Es como si cada juego fuera un pequeño manual de instrucciones para la convivencia en sociedad. Una vez, presencié un juego de persecución donde el objetivo no era solo correr, sino también proteger al más pequeño del grupo, asegurándose de que nadie se quedara atrás.

Esa imagen se me quedó grabada, porque encapsula la esencia de la comunidad maliense: cuidarse unos a otros. Estos juegos inculcan un sentido de pertenencia y de responsabilidad colectiva que, desde mi perspectiva, es algo que en el mundo moderno a veces pasamos por alto.

Me parece crucial que se fomente esta interacción social tan profunda, pues construye el tejido de una sociedad fuerte y unida.

Aprender jugando: la escuela al aire libre

La educación en Malí no se limita a las aulas; gran parte de ella ocurre en el patio, bajo un árbol o en la plaza del pueblo a través de los juegos.
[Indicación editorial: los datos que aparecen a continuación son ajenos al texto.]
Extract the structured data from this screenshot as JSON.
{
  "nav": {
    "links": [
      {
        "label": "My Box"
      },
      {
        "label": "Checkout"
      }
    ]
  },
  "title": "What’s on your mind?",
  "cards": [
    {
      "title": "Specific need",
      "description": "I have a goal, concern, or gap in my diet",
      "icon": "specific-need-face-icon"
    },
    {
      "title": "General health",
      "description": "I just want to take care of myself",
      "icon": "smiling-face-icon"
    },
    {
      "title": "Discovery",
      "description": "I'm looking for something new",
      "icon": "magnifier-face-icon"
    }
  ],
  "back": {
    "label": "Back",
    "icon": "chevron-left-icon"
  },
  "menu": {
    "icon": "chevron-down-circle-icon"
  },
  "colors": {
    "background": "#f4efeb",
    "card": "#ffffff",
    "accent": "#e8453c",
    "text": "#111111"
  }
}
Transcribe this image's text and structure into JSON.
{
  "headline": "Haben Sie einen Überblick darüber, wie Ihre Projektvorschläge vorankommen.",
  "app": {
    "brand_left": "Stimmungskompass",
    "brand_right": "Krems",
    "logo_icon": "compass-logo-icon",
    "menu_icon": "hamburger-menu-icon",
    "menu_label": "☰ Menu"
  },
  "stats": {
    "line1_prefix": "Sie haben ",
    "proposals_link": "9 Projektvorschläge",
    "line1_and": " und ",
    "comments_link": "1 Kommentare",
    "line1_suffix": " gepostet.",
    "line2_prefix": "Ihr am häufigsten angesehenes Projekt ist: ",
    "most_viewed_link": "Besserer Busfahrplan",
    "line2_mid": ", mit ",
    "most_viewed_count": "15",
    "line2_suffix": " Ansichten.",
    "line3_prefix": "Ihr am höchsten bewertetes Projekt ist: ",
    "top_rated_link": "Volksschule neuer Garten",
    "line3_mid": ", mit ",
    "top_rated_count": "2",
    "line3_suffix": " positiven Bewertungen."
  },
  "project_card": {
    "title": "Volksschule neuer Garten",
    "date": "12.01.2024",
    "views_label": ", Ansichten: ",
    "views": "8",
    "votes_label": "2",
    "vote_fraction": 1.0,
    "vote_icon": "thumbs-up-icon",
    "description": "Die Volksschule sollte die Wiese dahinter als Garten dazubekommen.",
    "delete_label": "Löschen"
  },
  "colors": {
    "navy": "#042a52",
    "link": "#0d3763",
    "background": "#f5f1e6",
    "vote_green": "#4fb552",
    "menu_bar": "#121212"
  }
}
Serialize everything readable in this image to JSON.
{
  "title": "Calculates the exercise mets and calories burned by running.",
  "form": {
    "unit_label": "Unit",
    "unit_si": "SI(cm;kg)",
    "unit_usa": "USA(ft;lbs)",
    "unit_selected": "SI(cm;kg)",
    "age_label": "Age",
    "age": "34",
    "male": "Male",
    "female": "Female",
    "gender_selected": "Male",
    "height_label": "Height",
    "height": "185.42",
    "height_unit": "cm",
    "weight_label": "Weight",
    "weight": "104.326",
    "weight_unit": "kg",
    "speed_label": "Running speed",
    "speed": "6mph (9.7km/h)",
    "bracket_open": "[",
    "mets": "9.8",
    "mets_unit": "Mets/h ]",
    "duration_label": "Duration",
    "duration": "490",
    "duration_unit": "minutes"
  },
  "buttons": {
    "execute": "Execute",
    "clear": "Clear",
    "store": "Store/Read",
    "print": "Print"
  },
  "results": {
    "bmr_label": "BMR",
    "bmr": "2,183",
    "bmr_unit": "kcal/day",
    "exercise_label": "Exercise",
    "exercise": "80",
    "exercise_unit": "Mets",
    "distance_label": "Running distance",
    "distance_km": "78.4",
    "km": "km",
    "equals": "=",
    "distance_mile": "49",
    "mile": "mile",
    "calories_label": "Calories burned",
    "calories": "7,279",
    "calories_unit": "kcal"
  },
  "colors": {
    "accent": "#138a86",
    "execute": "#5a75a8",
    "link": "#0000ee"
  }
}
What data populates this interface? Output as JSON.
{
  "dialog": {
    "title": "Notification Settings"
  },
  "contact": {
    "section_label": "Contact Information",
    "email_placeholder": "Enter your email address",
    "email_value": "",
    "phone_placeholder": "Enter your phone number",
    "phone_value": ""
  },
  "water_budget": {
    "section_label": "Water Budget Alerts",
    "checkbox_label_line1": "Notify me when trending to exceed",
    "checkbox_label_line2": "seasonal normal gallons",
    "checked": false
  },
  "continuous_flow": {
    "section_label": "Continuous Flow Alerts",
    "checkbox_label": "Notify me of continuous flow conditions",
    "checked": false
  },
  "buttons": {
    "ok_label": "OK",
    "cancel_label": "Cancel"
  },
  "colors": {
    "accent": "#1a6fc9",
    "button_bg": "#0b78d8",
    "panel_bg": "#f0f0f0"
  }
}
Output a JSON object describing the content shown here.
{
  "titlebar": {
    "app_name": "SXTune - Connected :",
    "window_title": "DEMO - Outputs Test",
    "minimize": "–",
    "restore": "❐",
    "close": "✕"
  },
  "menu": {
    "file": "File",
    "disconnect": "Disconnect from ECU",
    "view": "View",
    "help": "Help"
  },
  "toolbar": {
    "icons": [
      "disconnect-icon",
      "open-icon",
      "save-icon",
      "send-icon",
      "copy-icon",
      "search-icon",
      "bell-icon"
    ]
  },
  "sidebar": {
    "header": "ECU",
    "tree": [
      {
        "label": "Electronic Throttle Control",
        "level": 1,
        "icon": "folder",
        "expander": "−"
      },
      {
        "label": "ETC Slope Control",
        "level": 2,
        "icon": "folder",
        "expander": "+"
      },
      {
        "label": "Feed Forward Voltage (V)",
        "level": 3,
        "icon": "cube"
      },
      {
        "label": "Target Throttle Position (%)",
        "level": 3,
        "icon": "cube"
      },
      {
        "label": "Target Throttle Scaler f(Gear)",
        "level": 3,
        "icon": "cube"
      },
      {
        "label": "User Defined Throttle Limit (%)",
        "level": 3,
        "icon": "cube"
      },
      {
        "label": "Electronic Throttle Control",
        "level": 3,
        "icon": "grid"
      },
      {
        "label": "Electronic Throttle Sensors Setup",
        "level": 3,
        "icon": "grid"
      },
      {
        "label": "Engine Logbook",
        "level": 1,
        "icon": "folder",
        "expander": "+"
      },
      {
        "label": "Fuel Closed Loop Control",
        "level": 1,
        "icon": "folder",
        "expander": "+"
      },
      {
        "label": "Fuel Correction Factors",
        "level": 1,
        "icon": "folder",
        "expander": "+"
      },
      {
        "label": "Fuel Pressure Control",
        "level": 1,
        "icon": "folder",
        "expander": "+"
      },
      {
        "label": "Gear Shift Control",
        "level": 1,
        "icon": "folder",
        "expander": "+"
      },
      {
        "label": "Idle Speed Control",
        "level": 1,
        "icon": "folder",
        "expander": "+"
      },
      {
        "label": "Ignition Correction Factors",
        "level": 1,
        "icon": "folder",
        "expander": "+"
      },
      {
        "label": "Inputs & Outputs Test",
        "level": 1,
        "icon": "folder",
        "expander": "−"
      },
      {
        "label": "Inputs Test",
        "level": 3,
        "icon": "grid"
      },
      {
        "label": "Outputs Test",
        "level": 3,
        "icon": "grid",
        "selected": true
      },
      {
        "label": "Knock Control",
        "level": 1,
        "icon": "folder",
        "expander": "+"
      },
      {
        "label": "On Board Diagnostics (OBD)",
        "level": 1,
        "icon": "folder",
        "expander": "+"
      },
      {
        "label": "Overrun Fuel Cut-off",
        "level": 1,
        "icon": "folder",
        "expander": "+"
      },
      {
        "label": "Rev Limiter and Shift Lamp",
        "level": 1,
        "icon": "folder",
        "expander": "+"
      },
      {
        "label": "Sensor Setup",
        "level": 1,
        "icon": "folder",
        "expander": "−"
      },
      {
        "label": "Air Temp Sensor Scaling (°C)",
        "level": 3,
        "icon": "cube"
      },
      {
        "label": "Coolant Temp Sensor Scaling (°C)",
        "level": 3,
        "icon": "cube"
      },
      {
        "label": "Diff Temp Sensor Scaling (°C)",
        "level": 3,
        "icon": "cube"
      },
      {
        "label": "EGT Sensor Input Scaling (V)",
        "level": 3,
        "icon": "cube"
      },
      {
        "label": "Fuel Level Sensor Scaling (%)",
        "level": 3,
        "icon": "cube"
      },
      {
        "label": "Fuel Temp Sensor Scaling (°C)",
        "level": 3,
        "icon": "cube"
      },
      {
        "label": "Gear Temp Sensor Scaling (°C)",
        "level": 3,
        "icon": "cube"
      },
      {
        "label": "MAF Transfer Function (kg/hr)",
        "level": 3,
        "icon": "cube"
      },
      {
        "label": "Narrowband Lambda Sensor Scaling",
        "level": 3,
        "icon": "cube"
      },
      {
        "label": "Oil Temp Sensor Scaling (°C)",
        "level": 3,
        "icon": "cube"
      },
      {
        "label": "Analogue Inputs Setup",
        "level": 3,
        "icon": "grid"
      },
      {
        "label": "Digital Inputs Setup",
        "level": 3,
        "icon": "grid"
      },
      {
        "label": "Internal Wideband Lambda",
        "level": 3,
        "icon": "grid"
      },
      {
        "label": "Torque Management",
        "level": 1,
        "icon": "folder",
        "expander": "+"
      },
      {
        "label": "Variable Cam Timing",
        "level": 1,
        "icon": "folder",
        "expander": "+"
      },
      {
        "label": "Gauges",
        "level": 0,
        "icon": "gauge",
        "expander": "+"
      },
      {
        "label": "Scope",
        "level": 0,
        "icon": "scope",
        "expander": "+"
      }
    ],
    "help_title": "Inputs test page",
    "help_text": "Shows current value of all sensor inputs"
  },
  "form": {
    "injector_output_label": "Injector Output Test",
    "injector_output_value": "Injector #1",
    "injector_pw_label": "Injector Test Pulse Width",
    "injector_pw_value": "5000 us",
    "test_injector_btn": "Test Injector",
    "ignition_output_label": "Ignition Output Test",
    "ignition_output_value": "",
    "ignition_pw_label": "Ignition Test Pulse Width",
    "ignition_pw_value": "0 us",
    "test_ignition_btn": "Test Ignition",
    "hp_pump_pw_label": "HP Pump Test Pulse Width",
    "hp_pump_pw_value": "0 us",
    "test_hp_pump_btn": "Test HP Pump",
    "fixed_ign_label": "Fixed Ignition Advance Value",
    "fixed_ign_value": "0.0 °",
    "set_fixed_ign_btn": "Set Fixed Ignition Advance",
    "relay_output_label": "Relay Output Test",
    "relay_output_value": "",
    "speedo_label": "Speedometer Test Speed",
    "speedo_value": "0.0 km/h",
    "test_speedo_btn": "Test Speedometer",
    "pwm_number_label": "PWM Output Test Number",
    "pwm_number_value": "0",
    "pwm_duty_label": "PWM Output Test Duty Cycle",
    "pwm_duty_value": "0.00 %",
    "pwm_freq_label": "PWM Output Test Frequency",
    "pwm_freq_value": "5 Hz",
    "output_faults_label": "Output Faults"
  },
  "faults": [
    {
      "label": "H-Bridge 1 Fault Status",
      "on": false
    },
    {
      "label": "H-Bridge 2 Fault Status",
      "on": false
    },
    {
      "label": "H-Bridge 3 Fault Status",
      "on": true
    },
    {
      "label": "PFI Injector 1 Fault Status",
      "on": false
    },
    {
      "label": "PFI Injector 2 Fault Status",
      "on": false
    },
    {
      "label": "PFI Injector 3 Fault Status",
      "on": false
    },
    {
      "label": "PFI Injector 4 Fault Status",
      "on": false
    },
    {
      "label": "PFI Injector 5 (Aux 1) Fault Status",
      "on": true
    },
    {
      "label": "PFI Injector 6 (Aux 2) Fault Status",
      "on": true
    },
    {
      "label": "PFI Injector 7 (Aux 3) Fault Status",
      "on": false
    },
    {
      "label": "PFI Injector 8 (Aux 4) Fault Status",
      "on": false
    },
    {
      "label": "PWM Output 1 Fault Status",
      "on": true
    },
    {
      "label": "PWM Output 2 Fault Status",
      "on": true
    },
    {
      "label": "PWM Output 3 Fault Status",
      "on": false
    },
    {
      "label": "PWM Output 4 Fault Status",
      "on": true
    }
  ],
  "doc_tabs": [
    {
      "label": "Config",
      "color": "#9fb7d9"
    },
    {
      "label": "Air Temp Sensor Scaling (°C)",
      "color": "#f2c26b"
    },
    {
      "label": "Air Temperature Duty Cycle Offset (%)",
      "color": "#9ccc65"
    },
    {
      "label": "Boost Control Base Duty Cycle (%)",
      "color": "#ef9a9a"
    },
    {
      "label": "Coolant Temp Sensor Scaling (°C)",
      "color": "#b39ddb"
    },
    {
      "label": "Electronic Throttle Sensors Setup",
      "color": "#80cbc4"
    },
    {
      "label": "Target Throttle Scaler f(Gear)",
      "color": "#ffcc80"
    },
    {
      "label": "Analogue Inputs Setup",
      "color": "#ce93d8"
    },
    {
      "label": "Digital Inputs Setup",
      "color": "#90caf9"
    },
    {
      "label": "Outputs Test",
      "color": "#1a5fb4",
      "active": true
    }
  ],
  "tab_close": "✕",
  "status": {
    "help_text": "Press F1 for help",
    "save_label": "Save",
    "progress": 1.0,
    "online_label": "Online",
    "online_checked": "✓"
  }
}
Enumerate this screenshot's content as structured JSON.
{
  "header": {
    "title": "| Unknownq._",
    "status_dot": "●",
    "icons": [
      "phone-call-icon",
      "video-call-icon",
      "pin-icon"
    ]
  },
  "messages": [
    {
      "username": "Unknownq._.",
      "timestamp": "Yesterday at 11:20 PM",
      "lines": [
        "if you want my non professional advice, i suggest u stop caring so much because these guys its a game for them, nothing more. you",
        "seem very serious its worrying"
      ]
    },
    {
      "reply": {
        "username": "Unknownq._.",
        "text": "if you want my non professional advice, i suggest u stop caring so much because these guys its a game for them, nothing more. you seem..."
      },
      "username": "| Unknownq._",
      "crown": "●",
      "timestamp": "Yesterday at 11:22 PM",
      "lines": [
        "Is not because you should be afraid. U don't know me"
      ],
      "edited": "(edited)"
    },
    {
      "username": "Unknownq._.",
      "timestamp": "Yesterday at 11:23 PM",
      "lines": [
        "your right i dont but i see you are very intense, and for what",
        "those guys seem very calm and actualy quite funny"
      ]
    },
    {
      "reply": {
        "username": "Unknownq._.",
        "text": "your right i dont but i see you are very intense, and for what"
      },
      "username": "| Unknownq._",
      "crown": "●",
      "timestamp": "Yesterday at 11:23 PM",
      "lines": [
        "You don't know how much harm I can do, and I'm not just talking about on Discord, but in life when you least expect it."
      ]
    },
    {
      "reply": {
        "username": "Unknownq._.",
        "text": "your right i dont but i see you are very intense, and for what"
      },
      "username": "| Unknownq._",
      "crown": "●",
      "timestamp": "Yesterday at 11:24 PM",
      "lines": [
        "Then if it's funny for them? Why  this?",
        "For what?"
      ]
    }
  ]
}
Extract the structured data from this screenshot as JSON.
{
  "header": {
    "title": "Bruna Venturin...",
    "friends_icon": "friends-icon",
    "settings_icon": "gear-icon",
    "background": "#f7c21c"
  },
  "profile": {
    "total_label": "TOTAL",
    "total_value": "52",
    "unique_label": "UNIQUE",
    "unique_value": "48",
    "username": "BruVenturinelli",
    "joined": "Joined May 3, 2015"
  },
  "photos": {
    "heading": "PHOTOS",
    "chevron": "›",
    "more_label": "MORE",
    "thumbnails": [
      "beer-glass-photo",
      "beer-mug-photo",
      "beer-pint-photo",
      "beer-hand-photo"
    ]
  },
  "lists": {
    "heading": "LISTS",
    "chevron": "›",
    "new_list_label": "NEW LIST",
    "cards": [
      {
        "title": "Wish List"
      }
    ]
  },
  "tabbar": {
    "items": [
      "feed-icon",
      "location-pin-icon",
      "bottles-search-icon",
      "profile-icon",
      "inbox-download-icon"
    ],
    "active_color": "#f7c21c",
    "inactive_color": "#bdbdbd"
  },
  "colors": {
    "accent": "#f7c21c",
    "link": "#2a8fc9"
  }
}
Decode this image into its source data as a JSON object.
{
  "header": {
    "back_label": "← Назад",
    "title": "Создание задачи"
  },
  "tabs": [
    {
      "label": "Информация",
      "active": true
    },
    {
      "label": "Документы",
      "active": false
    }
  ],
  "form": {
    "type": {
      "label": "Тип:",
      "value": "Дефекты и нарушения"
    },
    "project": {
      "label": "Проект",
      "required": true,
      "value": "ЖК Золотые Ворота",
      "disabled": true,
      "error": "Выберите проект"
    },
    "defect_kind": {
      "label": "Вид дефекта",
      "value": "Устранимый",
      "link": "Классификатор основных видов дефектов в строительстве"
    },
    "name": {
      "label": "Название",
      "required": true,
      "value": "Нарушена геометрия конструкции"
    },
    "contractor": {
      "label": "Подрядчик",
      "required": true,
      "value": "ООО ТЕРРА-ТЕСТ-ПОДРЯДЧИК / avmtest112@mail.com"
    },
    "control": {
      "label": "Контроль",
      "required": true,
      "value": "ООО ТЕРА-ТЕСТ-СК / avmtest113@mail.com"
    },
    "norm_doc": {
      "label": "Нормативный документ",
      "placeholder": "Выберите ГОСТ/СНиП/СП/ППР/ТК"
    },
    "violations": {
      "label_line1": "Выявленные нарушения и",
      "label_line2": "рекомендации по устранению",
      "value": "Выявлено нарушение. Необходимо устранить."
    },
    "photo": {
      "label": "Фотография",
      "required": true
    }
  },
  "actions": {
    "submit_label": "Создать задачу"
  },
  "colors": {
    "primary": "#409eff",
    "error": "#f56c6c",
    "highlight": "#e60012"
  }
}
Aquí, los niños no solo desarrollan su motricidad gruesa y fina, sino que también ejercitan su mente, su memoria y su capacidad de anticipación.

Juegos como el “Wali” o incluso los simples acertijos orales les exigen pensar con rapidez y lógica, habilidades que son vitales para cualquier aprendizaje formal.

Es un método pedagógico orgánico, donde el error no es castigado, sino parte del proceso de descubrimiento. He notado cómo la naturaleza espontánea de estos juegos permite que cada niño aprenda a su propio ritmo, fomentando una curiosidad innata que es el motor de todo conocimiento.

Para mí, esta “escuela al aire libre” es un testimonio de la sabiduría ancestral, que entiende que el juego es la forma más efectiva y placentera de adquirir conocimientos y forjar el carácter.

El trabajo en equipo: una lección desde pequeños

Si algo valoro profundamente de los juegos tradicionales malienses es el énfasis en la colaboración. A diferencia de muchos juegos modernos que a menudo promueven la competición individual, aquí el éxito suele depender de la capacidad del grupo para trabajar unido.

Pienso en los juegos de construcción de estructuras con arena o los bailes comunitarios, donde la armonía y la sincronización son clave. Los niños aprenden a escuchar a los demás, a negociar roles y a celebrar los logros colectivos, no solo los personales.

Es fascinante cómo, sin un adulto que lo dirija explícitamente, ellos mismos establecen las reglas de cooperación y se autorregulan. Esta dinámica de “nosotros” en lugar de “yo” no solo fortalece los lazos de amistad, sino que también les prepara para la vida en una sociedad donde la interdependencia es fundamental.

Ver esa camaradería en acción me ha hecho reflexionar mucho sobre la importancia de enseñar a nuestros hijos el valor de la unión y el apoyo mutuo desde los primeros años de vida.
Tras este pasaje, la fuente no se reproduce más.